Just last month - probably while negotiations between the two companies were in the works - BlueLithium released a white paper (PDF available here) whose contents presented perhaps exactly the message Yahoo would want to hear: A site's whole ad targeting process works so much more effectively, it concluded, when its publisher is in charge of its own editorial content rather than its users.

"There has been extensive trade press coverage about the risks and rewards of advertising in user generated online content [UGC]," BlueLithium's white paper stated. "However the public discussion has focused on issues of brand integrity." In other words, does the public put enough faith in a publishing brand presenting mostly or entirely UGC, to trust clicking through to its advertiser?
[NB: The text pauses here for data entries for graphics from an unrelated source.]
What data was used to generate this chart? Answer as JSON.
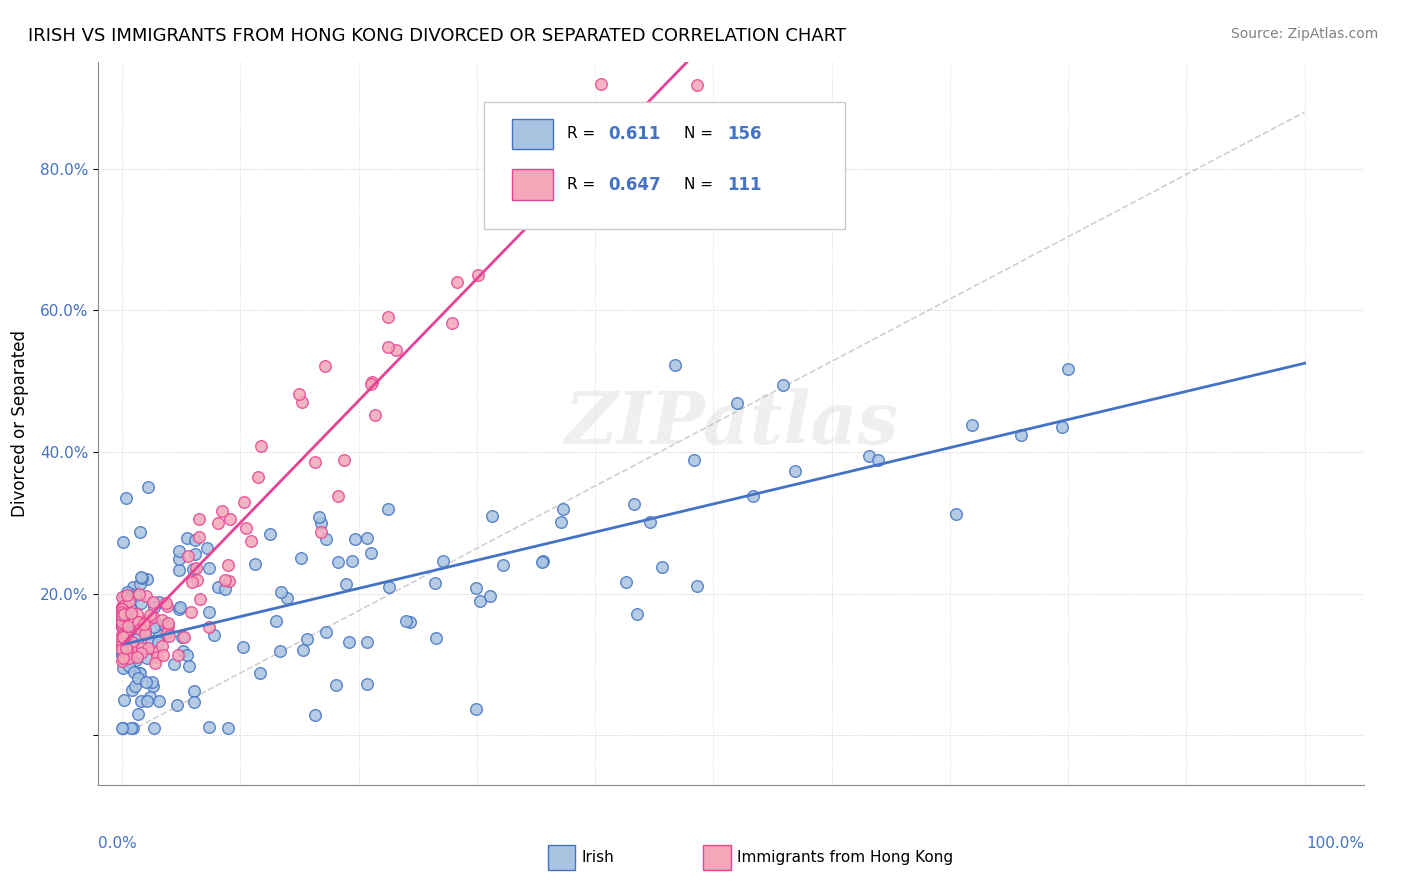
{
  "title": "IRISH VS IMMIGRANTS FROM HONG KONG DIVORCED OR SEPARATED CORRELATION CHART",
  "source": "Source: ZipAtlas.com",
  "ylabel": "Divorced or Separated",
  "legend_irish": "Irish",
  "legend_hk": "Immigrants from Hong Kong",
  "irish_R": 0.611,
  "irish_N": 156,
  "hk_R": 0.647,
  "hk_N": 111,
  "irish_color": "#a8c4e0",
  "hk_color": "#f4a7b9",
  "irish_line_color": "#4472c4",
  "hk_line_color": "#e84393",
  "background_color": "#ffffff",
  "axis_label_color": "#4472c4",
  "yticks": [
    0.0,
    0.2,
    0.4,
    0.6,
    0.8
  ],
  "ytick_labels": [
    "",
    "20.0%",
    "40.0%",
    "60.0%",
    "80.0%"
  ]
}
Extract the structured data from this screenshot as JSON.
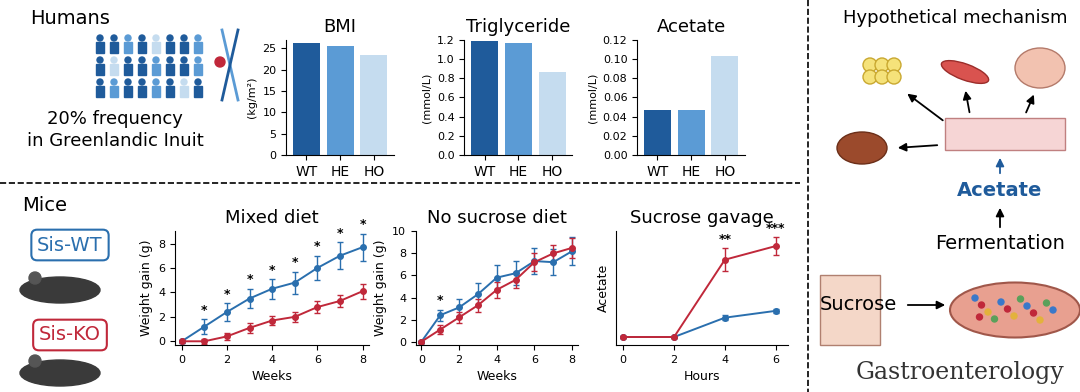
{
  "chart_data": [
    {
      "type": "bar",
      "title": "BMI",
      "y_label": "(kg/m²)",
      "categories": [
        "WT",
        "HE",
        "HO"
      ],
      "values": [
        26.2,
        25.7,
        23.5
      ],
      "colors": [
        "#1f5b9b",
        "#5b9bd5",
        "#c5dcef"
      ],
      "ylim": [
        0,
        27
      ],
      "yticks": [
        0,
        5,
        10,
        15,
        20,
        25
      ]
    },
    {
      "type": "bar",
      "title": "Triglyceride",
      "y_label": "(mmol/L)",
      "categories": [
        "WT",
        "HE",
        "HO"
      ],
      "values": [
        1.19,
        1.17,
        0.87
      ],
      "colors": [
        "#1f5b9b",
        "#5b9bd5",
        "#c5dcef"
      ],
      "ylim": [
        0,
        1.2
      ],
      "yticks": [
        {
          "value": 0,
          "label": "0.0"
        },
        {
          "value": 0.2,
          "label": "0.2"
        },
        {
          "value": 0.4,
          "label": "0.4"
        },
        {
          "value": 0.6,
          "label": "0.6"
        },
        {
          "value": 0.8,
          "label": "0.8"
        },
        {
          "value": 1.0,
          "label": "1.0"
        },
        {
          "value": 1.2,
          "label": "1.2"
        }
      ]
    },
    {
      "type": "bar",
      "title": "Acetate",
      "y_label": "(mmol/L)",
      "categories": [
        "WT",
        "HE",
        "HO"
      ],
      "values": [
        0.047,
        0.047,
        0.103
      ],
      "colors": [
        "#1f5b9b",
        "#5b9bd5",
        "#c5dcef"
      ],
      "ylim": [
        0,
        0.12
      ],
      "yticks": [
        {
          "value": 0,
          "label": "0.00"
        },
        {
          "value": 0.02,
          "label": "0.02"
        },
        {
          "value": 0.04,
          "label": "0.04"
        },
        {
          "value": 0.06,
          "label": "0.06"
        },
        {
          "value": 0.08,
          "label": "0.08"
        },
        {
          "value": 0.1,
          "label": "0.10"
        },
        {
          "value": 0.12,
          "label": "0.12"
        }
      ]
    },
    {
      "type": "line",
      "title": "Mixed diet",
      "x_label": "Weeks",
      "y_label": "Weight gain (g)",
      "x": [
        0,
        1,
        2,
        3,
        4,
        5,
        6,
        7,
        8
      ],
      "series": [
        {
          "name": "Sis-WT",
          "color": "#2a6fae",
          "marker": "o",
          "values": [
            0,
            1.2,
            2.4,
            3.5,
            4.3,
            4.8,
            6.0,
            7.0,
            7.7
          ],
          "errors": [
            0.1,
            0.6,
            0.7,
            0.8,
            0.8,
            0.9,
            1.0,
            1.1,
            1.1
          ]
        },
        {
          "name": "Sis-KO",
          "color": "#c0283a",
          "marker": "o",
          "values": [
            0,
            0.0,
            0.4,
            1.1,
            1.7,
            2.0,
            2.8,
            3.3,
            4.1
          ],
          "errors": [
            0.1,
            0.2,
            0.3,
            0.4,
            0.4,
            0.4,
            0.5,
            0.5,
            0.6
          ]
        }
      ],
      "significance": [
        {
          "x": 1,
          "label": "*"
        },
        {
          "x": 2,
          "label": "*"
        },
        {
          "x": 3,
          "label": "*"
        },
        {
          "x": 4,
          "label": "*"
        },
        {
          "x": 5,
          "label": "*"
        },
        {
          "x": 6,
          "label": "*"
        },
        {
          "x": 7,
          "label": "*"
        },
        {
          "x": 8,
          "label": "*"
        }
      ],
      "xlim": [
        -0.3,
        8.3
      ],
      "xticks": [
        0,
        2,
        4,
        6,
        8
      ],
      "ylim": [
        -0.3,
        9
      ],
      "yticks": [
        0,
        2,
        4,
        6,
        8
      ]
    },
    {
      "type": "line",
      "title": "No sucrose diet",
      "x_label": "Weeks",
      "y_label": "Weight gain (g)",
      "x": [
        0,
        1,
        2,
        3,
        4,
        5,
        6,
        7,
        8
      ],
      "series": [
        {
          "name": "Sis-WT",
          "color": "#2a6fae",
          "marker": "o",
          "values": [
            0,
            2.4,
            3.1,
            4.3,
            5.8,
            6.2,
            7.3,
            7.2,
            8.2
          ],
          "errors": [
            0.1,
            0.5,
            0.8,
            1.0,
            1.1,
            1.1,
            1.2,
            1.2,
            1.3
          ]
        },
        {
          "name": "Sis-KO",
          "color": "#c0283a",
          "marker": "o",
          "values": [
            0,
            1.1,
            2.2,
            3.3,
            4.7,
            5.6,
            7.2,
            8.0,
            8.5
          ],
          "errors": [
            0.1,
            0.4,
            0.5,
            0.6,
            0.7,
            0.7,
            0.8,
            0.8,
            0.9
          ]
        }
      ],
      "significance": [
        {
          "x": 1,
          "label": "*"
        }
      ],
      "xlim": [
        -0.3,
        8.3
      ],
      "xticks": [
        0,
        2,
        4,
        6,
        8
      ],
      "ylim": [
        -0.3,
        10
      ],
      "yticks": [
        0,
        2,
        4,
        6,
        8,
        10
      ]
    },
    {
      "type": "line",
      "title": "Sucrose gavage",
      "x_label": "Hours",
      "y_label": "Acetate",
      "x": [
        0,
        2,
        4,
        6
      ],
      "series": [
        {
          "name": "Sis-WT",
          "color": "#2a6fae",
          "marker": "o",
          "values": [
            0.35,
            0.35,
            1.2,
            1.5
          ],
          "errors": [
            0.05,
            0.05,
            0.1,
            0.1
          ]
        },
        {
          "name": "Sis-KO",
          "color": "#c0283a",
          "marker": "o",
          "values": [
            0.35,
            0.35,
            3.75,
            4.35
          ],
          "errors": [
            0.05,
            0.05,
            0.5,
            0.4
          ]
        }
      ],
      "significance": [
        {
          "x": 4,
          "label": "**"
        },
        {
          "x": 6,
          "label": "***"
        }
      ],
      "tick_labels": "x",
      "xlim": [
        -0.3,
        6.5
      ],
      "xticks": [
        0,
        2,
        4,
        6
      ],
      "ylim": [
        0,
        5
      ],
      "yticks": []
    }
  ],
  "panels": {
    "humans": {
      "title": "Humans",
      "note": "20% frequency\nin Greenlandic Inuit"
    },
    "mice": {
      "title": "Mice"
    },
    "mechanism": {
      "title": "Hypothetical mechanism",
      "metabolite": "Acetate",
      "process": "Fermentation",
      "substrate": "Sucrose"
    },
    "journal": "Gastroenterology"
  }
}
The study concluded that while there was an obvious price/performance benefit to investing in UGC sites for limited campaigns, if an advertiser expected to generate real "conversions" - making viewers into paying customers - they needed to rely on major Web sites that produced their own content in-house. "If marketers are not running ads on UGC and don't want to participate in that media type," stated BlueLithium, "dollars should be steered towards the comScore 250, as they outperformed other non-UGC sites from an ROI [return on investment] perspective."

Yahoo's Decker stated this morning, "BlueLithium's expertise in network management will better enable Yahoo to manage supply and demand across our network, by balancing advertiser goals with publisher value."

She then referred to last year's Right Media acquisition, giving investors a clue that the company is strategically integrating its acquisitions together -- or at least plans to -- rather than stacking them atop one another so that the newer one overrides the older one. No matter the outcome, it appears that this Yahoo reorganization -- the latest of several -- is being conducted with a fine-grained strategy in mind.